Directions for Compare/Contrast Paper #1 (4pages) on Encounters in Contact Zones
The Revision is due one week after you receive my comments.
Begin your paper with an address to your audience. Your audience is a group of scholars who are familiar with Mary Louise Pratt’s ideas on contact zones. However, they have not seen how that argument works in relation to Columbus’ discovery narratives. You will be informing the reader about how power is abused in small, seemly innocent ways before a violent genocide. You will be arguing about how social practices emerge more out of cultural attitudes inherent in populations than out of the encounters themselves. This prepares your audience for your main idea about the cultural frame that influences the encounter. We are using the Zuni text to imagine the Taino’s cultural frame since their texts did not survive. We will be doing close readings of primary texts to construct our arguments. In your readings you will rely on examining how the texts frame the cultural practices that influence exchanges in trade, religion, and language.

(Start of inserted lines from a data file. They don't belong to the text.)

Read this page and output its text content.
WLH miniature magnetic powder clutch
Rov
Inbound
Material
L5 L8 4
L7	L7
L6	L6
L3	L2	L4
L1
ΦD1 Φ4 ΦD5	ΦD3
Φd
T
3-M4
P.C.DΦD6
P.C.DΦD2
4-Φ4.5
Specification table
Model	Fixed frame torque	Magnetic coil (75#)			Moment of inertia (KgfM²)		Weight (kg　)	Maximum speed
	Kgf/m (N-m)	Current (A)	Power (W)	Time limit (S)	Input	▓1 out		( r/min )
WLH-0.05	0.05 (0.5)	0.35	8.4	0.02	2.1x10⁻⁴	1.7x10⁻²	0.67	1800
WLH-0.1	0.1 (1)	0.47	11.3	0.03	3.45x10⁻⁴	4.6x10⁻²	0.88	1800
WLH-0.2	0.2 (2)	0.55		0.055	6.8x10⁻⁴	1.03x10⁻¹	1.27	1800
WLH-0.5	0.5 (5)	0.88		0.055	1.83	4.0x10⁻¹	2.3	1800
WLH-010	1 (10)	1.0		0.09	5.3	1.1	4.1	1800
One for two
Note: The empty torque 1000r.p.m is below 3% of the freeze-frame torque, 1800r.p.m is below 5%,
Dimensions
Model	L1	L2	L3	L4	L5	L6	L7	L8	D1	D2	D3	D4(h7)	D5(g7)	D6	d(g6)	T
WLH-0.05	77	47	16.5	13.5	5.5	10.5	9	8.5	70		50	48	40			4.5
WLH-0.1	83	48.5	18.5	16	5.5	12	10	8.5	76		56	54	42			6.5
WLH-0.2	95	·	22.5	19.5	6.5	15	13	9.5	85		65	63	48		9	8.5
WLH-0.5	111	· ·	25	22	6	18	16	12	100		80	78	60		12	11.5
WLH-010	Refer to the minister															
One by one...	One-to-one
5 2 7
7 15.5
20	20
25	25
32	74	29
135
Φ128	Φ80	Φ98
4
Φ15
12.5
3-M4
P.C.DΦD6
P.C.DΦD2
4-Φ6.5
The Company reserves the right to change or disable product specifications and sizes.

Next, write your Main Idea
Begin with your main thesis. Next, briefly summarize how you will prove your thesis by proposing the differences you see between Columbus and the Amerindians in relation to trade, religion and language.
Body of Proof in Analytic Paragraphs
Before writing the body of the paper outline your argument so you can see it clearly and stick to it as you write. Check yourself to make sure you are not repeating ideas but expanding them.
Next, write out the 3 main topic sentences that will guide the reader through your expanded thesis in the body of the paper. These statements are ideas rather than descriptions, summaries, and examples. As such they are usually written in complex sentences.
Complex sentences put elements in relation to one another by seeing the logical influences putting pressure on those elements. It is essential to guide the reader through the logic of your argument by signally how the main idea is expanded in topic sentences. This way the reader follows the thread of your argument throughout the paper. Without any topic sentences or thesis statements the reader does all the work of figuring out through your descriptions how elements in the text relate. Once the reader begins to form the idea instead of the writer, you have lost credibility as an author. Make sure that your topic sentences relate back to and expand on the original thesis without repeating that thesis.
In a compare/contrast essay the usual thesis statement / topic sentence structure takes the form of explicitly stating differences. What they have in common is the topics we are comparing: Trade, religion, and language.
While the Zuni……… , Columbus…………..
You want your sentences to be in parallel logic.
For instance: While the Zuni proceeded in their journey learning by experience, Columbus is guided by authorities, mainly the church.
Your three topic sentences in this case would be about how the Zuni approach trade, religion, and language by being open to experience which you would name in a specific way in each section. For instance, in trade they did not ask for specific things they were open to what was offered. In language, they organized an encounter so they could listen to the other. In religion, the Sun Father does not give them directions but the rainbow twins say, “ you decide.”
In your body of the paper, each paragraph is organized around a topic sentence followed by evidence from a close reading of text. Do not do a loose summary full of speculation. Give me the direct quote followed by the MLA citation. After you give me the direct quote interpret the quote the way you want to make it work for your argument, but make sure you are doing a valid interpretation:
Topic sentence
Evidence from close reading of text with (MLA Citation).
Explanation and interpretation
Transition to next paragraph
When referring to action in a text, write in the literary present tense.
Reflection: The last paragraph of the paper will be a consideration of the way we witness micro-aggressions in social practices today. Be specific. Focus on your own experience and step through a process that you have witnessed to see the way these encounters can be handled skillfully to avoid escalations. What kind of preparation informs the participants to help them avoid normalizing an unstable practice? Think about the work place, social interactions, seller/buyer trades, or classroom practices. Do a close reading of an experience.